Paul M. KATZ, Appellant, v. Madeleine D. BECKMAN, a/k/a Madeleine D. Katz, Respondent.
In an action for a divorce and ancillary relief, the plaintiff appeals, as limited by his brief, from so much of an order of the Supreme Court, Nassau County (LaMarca, J.), dated June 24, 2002, as denied that branch of his motion which was for summary judgment on his cause of action for a conversion divorce pursuant to Domestic Relations Law § 170(6).
ORDERED that the order is reversed insofar as appealed from, on the law, with costs, that branch of the motion which was for summary judgment on the plaintiff's cause of action for a conversion divorce is granted, and the matter is remitted to the Supreme Court, Nassau County, for the entry of a judgment of divorce.
The husband sought a conversion divorce pursuant to Domestic Relations Law § 170(6). The parties' separation agreement signed by the husband and wife on April 23, 1991, and April 26, 1991, respectively, provided, in pertinent part:
“This Agreement shall not be invalidated or otherwise affected by a reconciliation between the parties hereto, or a resumption of marital relations between them unless said reconciliation or said resumption be documented by a written statement executed and acknowledged by the parties with respect to said reconciliation and resumption and, in addition, setting forth that they are cancelling this Agreement.”
When the parties separated in late 1990, the husband rented an apartment in Brooklyn while the wife retained the marital apartment in Manhattan. The husband paid all of the financial obligations imposed on him in the separation agreement. Beginning in the fall of 1991, the parties resumed cohabitation. Over the ensuing approximately nine years, they rented a vacation home and spent three summers together, they went to social events and professional conferences as husband and wife, the husband consistently wrote loving notes and e-mail messages to the wife, the wife became pregnant with the husband's child, they allegedly spent time in both apartments together, he lavished gifts on her, they celebrated the anniversary of their marriage and took vacations together, but, they filed separate tax returns. The relationship seemingly terminated, however, when the husband moved to Reno, Nevada, and the wife refused to join him.
Shortly before commencing this action, the parties signed and separately notarized a “Memorandum of Agreement of Separation” (hereinafter the Memorandum) dated January 25, 2001, acknowledging the existence of the separation agreement. After issue was joined in this action, the husband, relying on the separation agreement and particularly its language limiting reconciliation to a written document, moved, inter alia, for summary judgment on his cause of action for a conversion divorce. The Supreme Court denied the motion, finding a triable issue of fact as to whether the parties had resumed the marital relationship and thereby abandoned the separation agreement.

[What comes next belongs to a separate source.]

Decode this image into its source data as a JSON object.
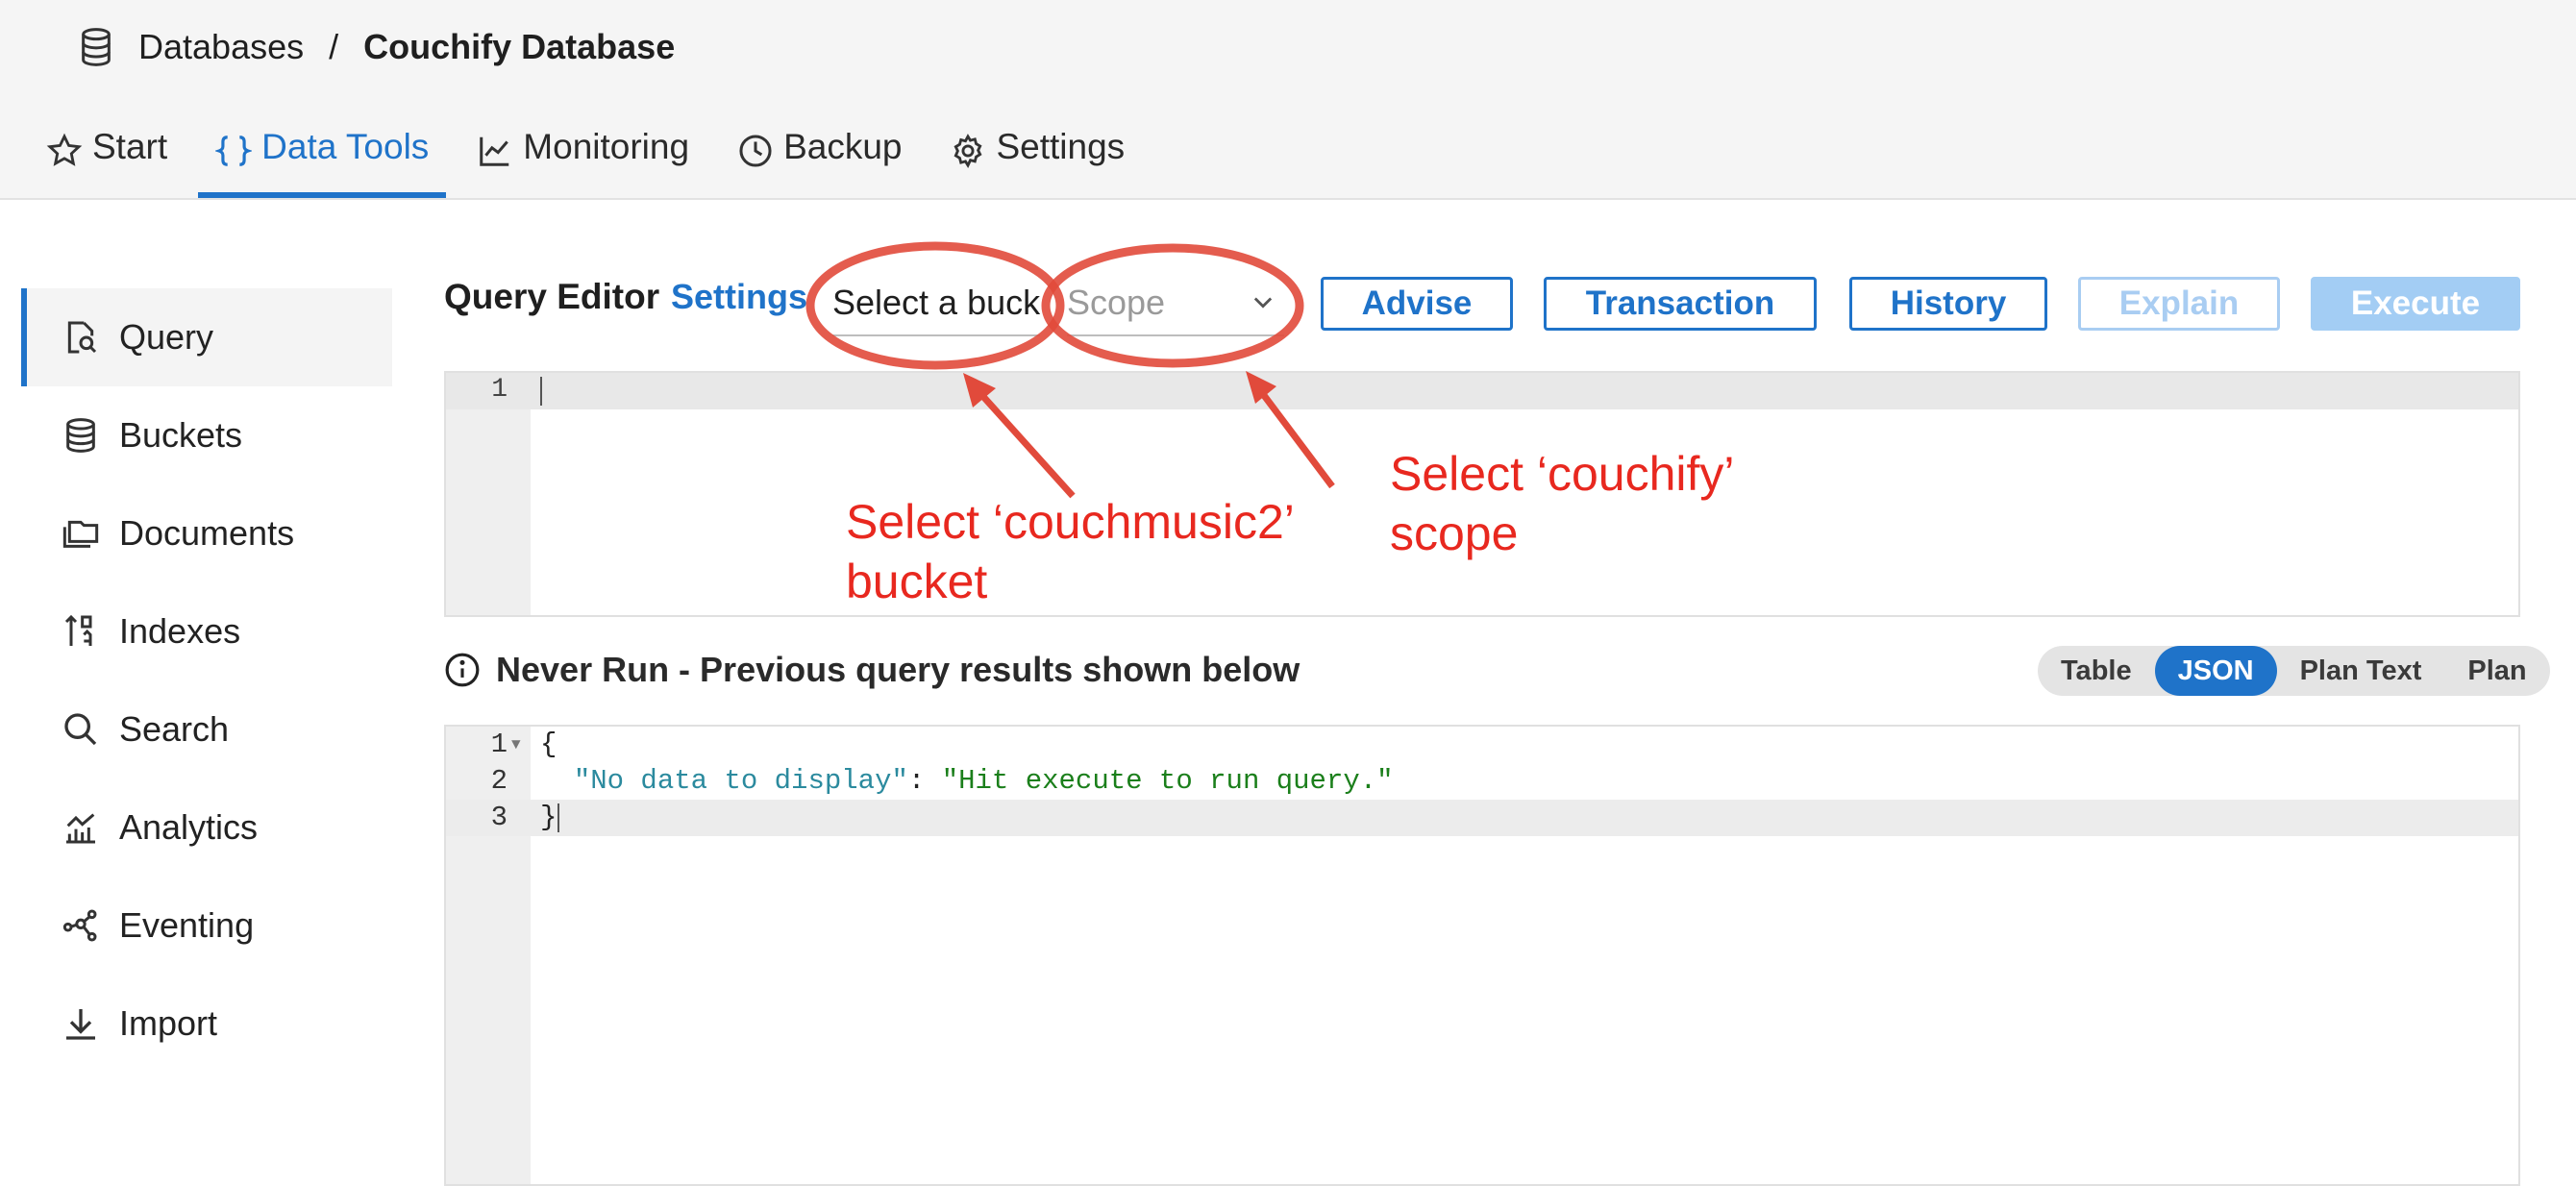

The husband established a prima facie right to summary judgment based on the separation agreement, the absence of a document of reconciliation or resumption of the marital relationship, and the Memorandum (see Winegrad v. New York Univ. Med. Center, 64 N.Y.2d 851, 853, 487 N.Y.S.2d 316, 476 N.E.2d 642). The burden then shifted to the wife to produce sufficient evidence to raise a triable issue of fact (see Zuckerman v. City of New York, 49 N.Y.2d 557, 562, 427 N.Y.S.2d 595, 404 N.E.2d 718). Unquestionably, the wife's detailed evidence establishes a reconciliation (see Mullen v. Mullen, 260 A.D.2d 452, 688 N.Y.S.2d 208) [the parties resided together for seven years after signing the agreement, vacationed together, and engaged in sexual relations, thus evincing an intent to abandon their agreement]; Pasquale v. Pasquale, 210 A.D.2d 387, 620 N.Y.S.2d 95 [the plaintiff moved back to the marital residence, the parties filed joint tax returns and bought a new home together, the husband paid their expenses and they socialized as a couple].
However, the wife signed the Memorandum after the reconciliation. She acknowledged her execution of it before a notary public in New York County. The husband separately acknowledged his signature before a notary qualified in Kings County. Nowhere in the record did the wife explain why, if she and the husband had intended to abandon the separation agreement by resuming marital relations, she signed a memorandum acknowledging the existence of the separation agreement nine years later. Her execution of the Memorandum is fatal to her defense of a reconciliation that constituted a mutually-intended abandonment of the separation agreement.
Accordingly, the Supreme Court should have granted that branch of the husband's motion which was for summary judgment on his cause of action for a conversion divorce.